Матвей тихо сказал — видимо самому тяжело удерживать пророчества
в себе:— Мишка не станет императором. Тут вы ошиблись.
Она сонно спросила, желая знать, чем закончился противостояние с княгиней Волковой:
— А Сашка…?
Матвей неожиданно заупрямился:
— Неужели вам не интересно все это узнать на собственном опыте?
Светлане пришлось открывать глаза и повторять вопрос:
— А Саша?
Она понимала, что если первыми на капище приедут жандармы, то Сашку арестуют. Может, на день, может на несколько — пока в творящемся бардаке разберутся и ангел-хранитель Саши придет ему на помощь. Опричнина же не знает, что он снова кромешник. Светлана не сможет заявить о таком, Миша… Догадается ли? А Сашка ранен, ему сейчас не пережить допросы жандармов!
— Не заставляйте меня! — с кривой усмешкой сказал Матвей.
— А Саша?! Что ждет его?
Матвей отвлекся от дороги и обиженно пробурчал:
— Он научится целоваться — зуб даю! Ну вот, вы заставили меня это сказать. Он научится целоваться. Сказать с кем?
Светлана вздрогнула — и оракулы ошибаются, оказывается!
— Пожалуй, этого я знать не хочу.
— Хуже того — у него будет трое сыновей. Пояснить, чему он еще научится?
— Матвей! — прикрикнула она, чувствуя, что у неё краснеют щеки. Почему-то.
— Вы сами меня заставили, Елизавета Павловна, уж простите. И да, на девочек даже не надейтесь. Хотите дочку — выходите замуж за Мишку. Простите, Михаила Константиновича.
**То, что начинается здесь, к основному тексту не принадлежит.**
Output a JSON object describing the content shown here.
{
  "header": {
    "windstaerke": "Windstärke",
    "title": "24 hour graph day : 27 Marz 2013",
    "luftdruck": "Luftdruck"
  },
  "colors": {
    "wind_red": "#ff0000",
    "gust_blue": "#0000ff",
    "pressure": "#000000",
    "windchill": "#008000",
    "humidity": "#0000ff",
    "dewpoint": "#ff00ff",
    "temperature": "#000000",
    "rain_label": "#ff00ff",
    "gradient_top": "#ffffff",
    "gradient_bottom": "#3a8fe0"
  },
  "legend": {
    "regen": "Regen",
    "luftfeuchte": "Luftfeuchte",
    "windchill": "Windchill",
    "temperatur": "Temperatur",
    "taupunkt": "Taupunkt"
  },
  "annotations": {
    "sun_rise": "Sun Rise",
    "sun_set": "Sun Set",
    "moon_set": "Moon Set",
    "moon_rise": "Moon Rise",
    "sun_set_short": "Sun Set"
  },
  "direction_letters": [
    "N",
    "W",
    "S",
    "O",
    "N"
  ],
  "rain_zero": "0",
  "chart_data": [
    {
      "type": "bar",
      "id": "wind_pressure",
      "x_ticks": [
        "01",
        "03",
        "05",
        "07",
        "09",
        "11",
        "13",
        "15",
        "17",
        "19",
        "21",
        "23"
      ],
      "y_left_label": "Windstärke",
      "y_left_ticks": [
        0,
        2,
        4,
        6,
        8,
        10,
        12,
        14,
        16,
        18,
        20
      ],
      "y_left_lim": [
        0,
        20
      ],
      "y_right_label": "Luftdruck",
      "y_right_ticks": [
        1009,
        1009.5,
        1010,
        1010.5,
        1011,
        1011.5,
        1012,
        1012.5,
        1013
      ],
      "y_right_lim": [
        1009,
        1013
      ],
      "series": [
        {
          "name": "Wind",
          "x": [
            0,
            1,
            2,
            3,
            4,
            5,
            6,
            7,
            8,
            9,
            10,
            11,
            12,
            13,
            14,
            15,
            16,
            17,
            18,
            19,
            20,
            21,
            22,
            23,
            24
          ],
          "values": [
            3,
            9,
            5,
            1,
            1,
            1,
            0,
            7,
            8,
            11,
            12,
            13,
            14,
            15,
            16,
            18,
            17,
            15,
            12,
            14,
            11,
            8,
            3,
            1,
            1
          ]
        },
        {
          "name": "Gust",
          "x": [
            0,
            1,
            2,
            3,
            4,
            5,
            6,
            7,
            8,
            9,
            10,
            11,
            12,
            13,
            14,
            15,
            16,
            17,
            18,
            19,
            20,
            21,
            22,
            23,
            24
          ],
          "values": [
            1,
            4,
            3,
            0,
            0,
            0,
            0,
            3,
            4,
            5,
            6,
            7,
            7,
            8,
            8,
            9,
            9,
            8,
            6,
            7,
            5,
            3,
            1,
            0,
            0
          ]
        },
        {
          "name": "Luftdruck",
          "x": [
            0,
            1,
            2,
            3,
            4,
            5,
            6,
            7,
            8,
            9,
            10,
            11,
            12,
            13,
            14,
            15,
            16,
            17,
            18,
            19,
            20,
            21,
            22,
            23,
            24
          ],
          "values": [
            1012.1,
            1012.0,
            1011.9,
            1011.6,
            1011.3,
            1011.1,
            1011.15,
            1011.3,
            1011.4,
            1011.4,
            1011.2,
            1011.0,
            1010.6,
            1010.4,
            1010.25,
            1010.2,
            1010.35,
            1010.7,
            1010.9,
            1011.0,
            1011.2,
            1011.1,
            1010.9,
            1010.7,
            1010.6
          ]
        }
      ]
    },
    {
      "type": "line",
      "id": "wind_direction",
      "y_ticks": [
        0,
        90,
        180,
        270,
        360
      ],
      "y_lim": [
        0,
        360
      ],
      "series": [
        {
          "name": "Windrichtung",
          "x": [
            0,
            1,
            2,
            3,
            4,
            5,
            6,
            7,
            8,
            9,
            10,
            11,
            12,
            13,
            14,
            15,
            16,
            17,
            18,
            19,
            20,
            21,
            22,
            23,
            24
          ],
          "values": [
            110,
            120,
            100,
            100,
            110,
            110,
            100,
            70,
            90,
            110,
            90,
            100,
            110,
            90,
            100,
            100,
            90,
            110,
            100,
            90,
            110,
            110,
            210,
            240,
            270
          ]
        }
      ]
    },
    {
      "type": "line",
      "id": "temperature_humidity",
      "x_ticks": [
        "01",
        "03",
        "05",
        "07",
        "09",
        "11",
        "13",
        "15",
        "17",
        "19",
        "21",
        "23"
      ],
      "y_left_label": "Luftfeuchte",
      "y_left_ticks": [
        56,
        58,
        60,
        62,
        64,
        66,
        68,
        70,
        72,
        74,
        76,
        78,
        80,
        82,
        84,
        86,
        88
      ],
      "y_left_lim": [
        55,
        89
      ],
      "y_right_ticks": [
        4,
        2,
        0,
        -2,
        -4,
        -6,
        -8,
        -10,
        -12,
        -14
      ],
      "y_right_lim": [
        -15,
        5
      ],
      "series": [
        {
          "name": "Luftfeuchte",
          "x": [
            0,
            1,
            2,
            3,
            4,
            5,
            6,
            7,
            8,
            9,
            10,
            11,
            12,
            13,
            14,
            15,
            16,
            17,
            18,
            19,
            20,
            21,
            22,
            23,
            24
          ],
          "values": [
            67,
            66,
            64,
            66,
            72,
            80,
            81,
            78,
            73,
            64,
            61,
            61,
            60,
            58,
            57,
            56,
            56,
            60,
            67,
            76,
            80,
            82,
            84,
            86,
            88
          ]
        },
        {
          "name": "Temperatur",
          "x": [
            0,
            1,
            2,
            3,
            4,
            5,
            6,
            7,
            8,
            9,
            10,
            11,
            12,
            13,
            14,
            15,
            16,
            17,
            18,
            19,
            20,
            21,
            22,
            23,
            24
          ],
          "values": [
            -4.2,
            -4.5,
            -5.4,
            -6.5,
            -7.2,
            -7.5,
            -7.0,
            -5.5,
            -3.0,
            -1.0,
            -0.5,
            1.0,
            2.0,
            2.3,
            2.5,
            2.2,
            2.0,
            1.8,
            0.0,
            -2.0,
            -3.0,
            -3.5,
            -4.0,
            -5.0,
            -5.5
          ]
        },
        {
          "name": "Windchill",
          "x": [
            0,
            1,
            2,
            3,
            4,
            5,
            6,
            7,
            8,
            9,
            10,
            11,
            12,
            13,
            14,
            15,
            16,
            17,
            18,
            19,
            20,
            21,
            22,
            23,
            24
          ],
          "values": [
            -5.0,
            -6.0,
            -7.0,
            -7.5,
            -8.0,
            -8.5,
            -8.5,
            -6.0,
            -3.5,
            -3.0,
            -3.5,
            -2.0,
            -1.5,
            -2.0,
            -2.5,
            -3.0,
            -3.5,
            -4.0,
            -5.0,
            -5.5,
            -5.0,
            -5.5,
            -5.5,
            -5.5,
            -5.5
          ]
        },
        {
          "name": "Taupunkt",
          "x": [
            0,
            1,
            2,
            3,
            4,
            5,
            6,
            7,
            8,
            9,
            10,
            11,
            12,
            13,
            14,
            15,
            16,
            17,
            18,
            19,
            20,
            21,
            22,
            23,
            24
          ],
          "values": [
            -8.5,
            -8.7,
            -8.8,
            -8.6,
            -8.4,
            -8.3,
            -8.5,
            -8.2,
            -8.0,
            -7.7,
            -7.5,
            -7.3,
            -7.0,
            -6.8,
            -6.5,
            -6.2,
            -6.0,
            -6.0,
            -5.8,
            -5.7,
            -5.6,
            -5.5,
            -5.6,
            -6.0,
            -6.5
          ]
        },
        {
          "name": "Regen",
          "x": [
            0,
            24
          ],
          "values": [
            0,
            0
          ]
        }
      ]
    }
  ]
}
— Все же оракулы иногда ошибаются.
Матвей обрадовался:
— Да? Хвала небесам, дар сходит на нет. Так… — он миролюбиво спросил: — о чем вы хотели узнать?
Эпилог
Осень пахнет умиранием. Это чувствуется во всем. В низком сером небе, заслонившем солнце. В мелких, колючих, робких снежинках, быстро исчезающих на еще теплой земле. Они, как слезы ангелов, оставляют свой след на городских мостовых — эфемерный, зыбкий. Или это их поцелуи, обещающие защиту в предстоящей суровой зиме?
Осень чувствуется в рокоте Идольменя — время штормов все ближе и ближе. Скоро высокие волны будут вгрызаться в упрямый берег, грозясь прорваться в город. Каменка и Уземонка уже вздулись, подпираемые водами Идольменя.
Умирание чувствуется в уже голых, скинувших свои прекрасные наряды деревьях, зябко дрожащих на ветру. Это чувствуется в надвигающемся предзимье — сне или смерти природы.
В управе было тихо и тепло. Ивашка жарко растопил под утро печь. Хотя из оконных щелей все равно тянуло промозглым ледяным сквозняком.
Осень. Холод. Одиночество. Настроение упадническое, как все в Суходольске.
Светлана стояла у окна и смотрела, как под порывами ветра, выворачивающими и ломающими зонты, растерявшие свои яркие цвета в бесконечных суходольских дождях, быстро бегут по своим делам редкие прохожие. Погодка — хороший хозяин даже собаку на улицу не выгонит. Капли дождя струились по стеклу, рисуя неведомые реки. Скоро Светлана отправится в путь, отсиживаться и дальше в восстановившемся после землетрясения Суходольске глупо. Она сама как-нибудь увидит эти реки, что обещает ей дождь, и устоит под порывами ветра невзгод — ей не привыкать.